É afinal disso que se cuida nos autos. Tudo como visto. E como, seja o TJUE, seja o nosso STA, desde logo, já estabilizadamente decidiram. O que tinha que se considerar, ao interpretar e aplicar o Direito no caso (v. Voto P408.).
Posto isto.
A conjugação do que vem de se referir, com o que vinha de se dizer mais acima (...a aplicação do pro rata puro conduz, no caso, a uma dedução de mais de 70%, de maior monta, pois, até, que aquela que o legislador reputou ser a correspondente, para o caso, à porção não dedutível, cfr. supra) traduz, afinal, também o seguinte. Como é bom de ver. Pela aplicação deste método puro estão a deduzir-se valores de IVA que superam, e em bastante, o IVA contido em inputsdestinados à actividade que confere direito à dedução.

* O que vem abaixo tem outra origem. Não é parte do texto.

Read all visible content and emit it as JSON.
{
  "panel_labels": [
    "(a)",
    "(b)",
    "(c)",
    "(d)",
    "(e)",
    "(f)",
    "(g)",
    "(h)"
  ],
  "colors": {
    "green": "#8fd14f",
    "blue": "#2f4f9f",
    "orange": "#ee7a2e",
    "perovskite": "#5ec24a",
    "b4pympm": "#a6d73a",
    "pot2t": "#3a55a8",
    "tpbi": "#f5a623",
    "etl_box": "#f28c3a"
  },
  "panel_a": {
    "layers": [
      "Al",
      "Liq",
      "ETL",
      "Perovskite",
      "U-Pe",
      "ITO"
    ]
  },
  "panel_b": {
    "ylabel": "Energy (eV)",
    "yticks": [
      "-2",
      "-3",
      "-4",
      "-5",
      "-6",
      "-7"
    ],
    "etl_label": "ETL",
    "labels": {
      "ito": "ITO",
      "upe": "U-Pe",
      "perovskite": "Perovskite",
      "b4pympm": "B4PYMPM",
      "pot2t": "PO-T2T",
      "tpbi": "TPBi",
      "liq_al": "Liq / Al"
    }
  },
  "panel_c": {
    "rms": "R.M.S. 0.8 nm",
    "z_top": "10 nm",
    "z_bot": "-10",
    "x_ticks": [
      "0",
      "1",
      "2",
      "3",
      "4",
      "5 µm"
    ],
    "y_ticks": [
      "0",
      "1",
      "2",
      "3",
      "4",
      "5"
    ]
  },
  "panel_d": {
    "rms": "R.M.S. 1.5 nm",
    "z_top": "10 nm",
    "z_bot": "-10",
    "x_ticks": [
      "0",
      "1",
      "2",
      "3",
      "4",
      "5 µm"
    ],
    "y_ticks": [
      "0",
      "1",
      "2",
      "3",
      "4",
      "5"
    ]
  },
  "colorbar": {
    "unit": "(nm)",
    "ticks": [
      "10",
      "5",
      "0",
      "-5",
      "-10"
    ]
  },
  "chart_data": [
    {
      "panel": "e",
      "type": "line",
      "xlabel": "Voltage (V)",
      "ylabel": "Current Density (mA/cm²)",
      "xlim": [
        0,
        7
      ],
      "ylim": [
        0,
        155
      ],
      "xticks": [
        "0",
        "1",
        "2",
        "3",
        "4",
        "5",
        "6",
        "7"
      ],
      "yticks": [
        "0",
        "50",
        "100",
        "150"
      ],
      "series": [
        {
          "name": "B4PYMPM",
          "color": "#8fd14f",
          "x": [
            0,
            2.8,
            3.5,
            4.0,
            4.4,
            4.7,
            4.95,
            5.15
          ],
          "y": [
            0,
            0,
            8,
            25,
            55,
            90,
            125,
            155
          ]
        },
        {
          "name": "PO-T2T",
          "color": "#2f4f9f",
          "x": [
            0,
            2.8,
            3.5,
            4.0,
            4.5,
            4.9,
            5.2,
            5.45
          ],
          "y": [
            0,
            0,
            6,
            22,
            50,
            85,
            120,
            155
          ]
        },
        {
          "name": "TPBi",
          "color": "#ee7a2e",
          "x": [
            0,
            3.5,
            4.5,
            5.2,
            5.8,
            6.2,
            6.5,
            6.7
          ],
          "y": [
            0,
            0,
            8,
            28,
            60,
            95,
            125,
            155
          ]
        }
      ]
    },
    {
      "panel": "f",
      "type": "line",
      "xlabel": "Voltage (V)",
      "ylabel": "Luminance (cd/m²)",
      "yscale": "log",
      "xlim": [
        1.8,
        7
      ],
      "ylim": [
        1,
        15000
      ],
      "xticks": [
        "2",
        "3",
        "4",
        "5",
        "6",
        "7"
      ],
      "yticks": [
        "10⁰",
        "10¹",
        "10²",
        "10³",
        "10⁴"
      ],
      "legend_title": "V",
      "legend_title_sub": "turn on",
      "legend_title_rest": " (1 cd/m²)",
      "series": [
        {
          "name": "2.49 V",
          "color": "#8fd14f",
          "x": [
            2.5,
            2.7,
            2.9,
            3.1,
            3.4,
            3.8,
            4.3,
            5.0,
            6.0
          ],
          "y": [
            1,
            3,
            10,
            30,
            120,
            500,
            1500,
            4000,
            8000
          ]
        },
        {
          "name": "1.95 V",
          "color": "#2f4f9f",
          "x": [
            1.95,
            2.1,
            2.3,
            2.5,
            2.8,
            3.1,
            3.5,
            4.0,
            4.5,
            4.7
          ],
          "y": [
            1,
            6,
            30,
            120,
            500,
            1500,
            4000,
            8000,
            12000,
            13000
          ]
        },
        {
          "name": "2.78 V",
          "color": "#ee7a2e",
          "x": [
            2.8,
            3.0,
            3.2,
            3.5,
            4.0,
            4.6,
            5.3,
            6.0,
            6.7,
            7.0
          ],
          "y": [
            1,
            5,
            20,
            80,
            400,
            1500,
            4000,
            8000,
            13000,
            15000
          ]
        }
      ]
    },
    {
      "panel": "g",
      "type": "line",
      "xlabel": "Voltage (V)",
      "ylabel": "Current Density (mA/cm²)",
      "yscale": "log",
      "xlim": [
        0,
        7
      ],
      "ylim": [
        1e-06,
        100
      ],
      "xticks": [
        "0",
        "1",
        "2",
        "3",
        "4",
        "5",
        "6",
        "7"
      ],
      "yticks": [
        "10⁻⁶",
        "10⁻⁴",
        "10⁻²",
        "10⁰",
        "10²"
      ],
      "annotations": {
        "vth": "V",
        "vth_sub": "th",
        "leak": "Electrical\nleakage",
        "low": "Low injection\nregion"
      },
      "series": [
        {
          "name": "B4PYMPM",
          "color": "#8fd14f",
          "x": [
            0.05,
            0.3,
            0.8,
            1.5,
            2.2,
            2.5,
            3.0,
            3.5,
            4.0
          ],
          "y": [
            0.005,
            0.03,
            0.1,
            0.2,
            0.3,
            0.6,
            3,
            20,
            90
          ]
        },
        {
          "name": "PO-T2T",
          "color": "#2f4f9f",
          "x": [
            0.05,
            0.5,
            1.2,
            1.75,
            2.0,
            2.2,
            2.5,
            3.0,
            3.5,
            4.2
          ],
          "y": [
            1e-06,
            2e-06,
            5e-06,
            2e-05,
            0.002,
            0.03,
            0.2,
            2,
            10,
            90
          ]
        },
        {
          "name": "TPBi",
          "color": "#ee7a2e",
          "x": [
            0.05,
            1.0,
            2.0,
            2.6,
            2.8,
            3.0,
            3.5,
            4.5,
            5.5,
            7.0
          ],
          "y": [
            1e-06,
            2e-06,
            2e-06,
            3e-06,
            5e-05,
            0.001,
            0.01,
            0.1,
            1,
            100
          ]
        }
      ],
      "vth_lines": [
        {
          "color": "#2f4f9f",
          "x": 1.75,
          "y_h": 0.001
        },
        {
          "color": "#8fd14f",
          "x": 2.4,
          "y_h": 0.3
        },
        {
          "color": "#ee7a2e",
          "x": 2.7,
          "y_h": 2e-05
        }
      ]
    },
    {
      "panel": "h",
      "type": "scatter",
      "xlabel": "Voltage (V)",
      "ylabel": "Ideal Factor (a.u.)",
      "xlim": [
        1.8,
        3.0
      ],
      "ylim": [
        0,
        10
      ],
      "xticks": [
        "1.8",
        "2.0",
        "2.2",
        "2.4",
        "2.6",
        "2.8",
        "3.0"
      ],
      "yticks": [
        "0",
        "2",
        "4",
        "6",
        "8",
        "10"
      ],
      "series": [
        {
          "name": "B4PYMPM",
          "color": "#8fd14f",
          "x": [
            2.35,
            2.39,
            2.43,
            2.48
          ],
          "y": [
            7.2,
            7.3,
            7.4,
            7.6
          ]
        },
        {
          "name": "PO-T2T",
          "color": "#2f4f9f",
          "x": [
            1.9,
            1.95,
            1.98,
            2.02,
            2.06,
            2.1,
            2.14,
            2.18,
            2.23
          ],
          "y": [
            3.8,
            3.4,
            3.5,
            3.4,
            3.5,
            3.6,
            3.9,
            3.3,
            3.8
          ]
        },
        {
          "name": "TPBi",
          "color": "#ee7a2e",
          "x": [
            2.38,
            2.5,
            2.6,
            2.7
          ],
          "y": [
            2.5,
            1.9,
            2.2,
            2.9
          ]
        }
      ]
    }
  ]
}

Com o que não deixa de se relacionar: (i) estar a considerar-se na fracção enquanto Volume de Negócios uma realidade que não integra o Volume de Negócios da Requerente; e (ii) já ter sido, a seu tempo, feito uso pela Requerente do direito à dedução do IVA contido (incorrido) nas FCs correspondentes a esse correspectivo input - o veículo adquirido (ambos pontos que não parecem ter sido notados na posição que fez vencimento).
Sempre se diga. Colocando-se na fracção o montante correspondente à amortização de capital o que se está afinal a permitir é abranger (considerá-los para dedução) inputs incorridos não para os efeitos da actividade de leasing/ALD mas sim incorridos para o efeito da actividade isenta (financiamento automóvel geral), que é a maioritariamente desenvolvida pela Requerente.[17] Ora, o art.º 23.º e o apuramento do pro rata não foram pensados, como bem se compreende, para “compensar” o SP das consequências para si decorrentes, em matéria de IVA, do facto de desenvolver uma actividade que é isenta (isenção incompleta). E, assim, de ser beneficiário de uma isenção incompleta, com as consequências que daí advêm.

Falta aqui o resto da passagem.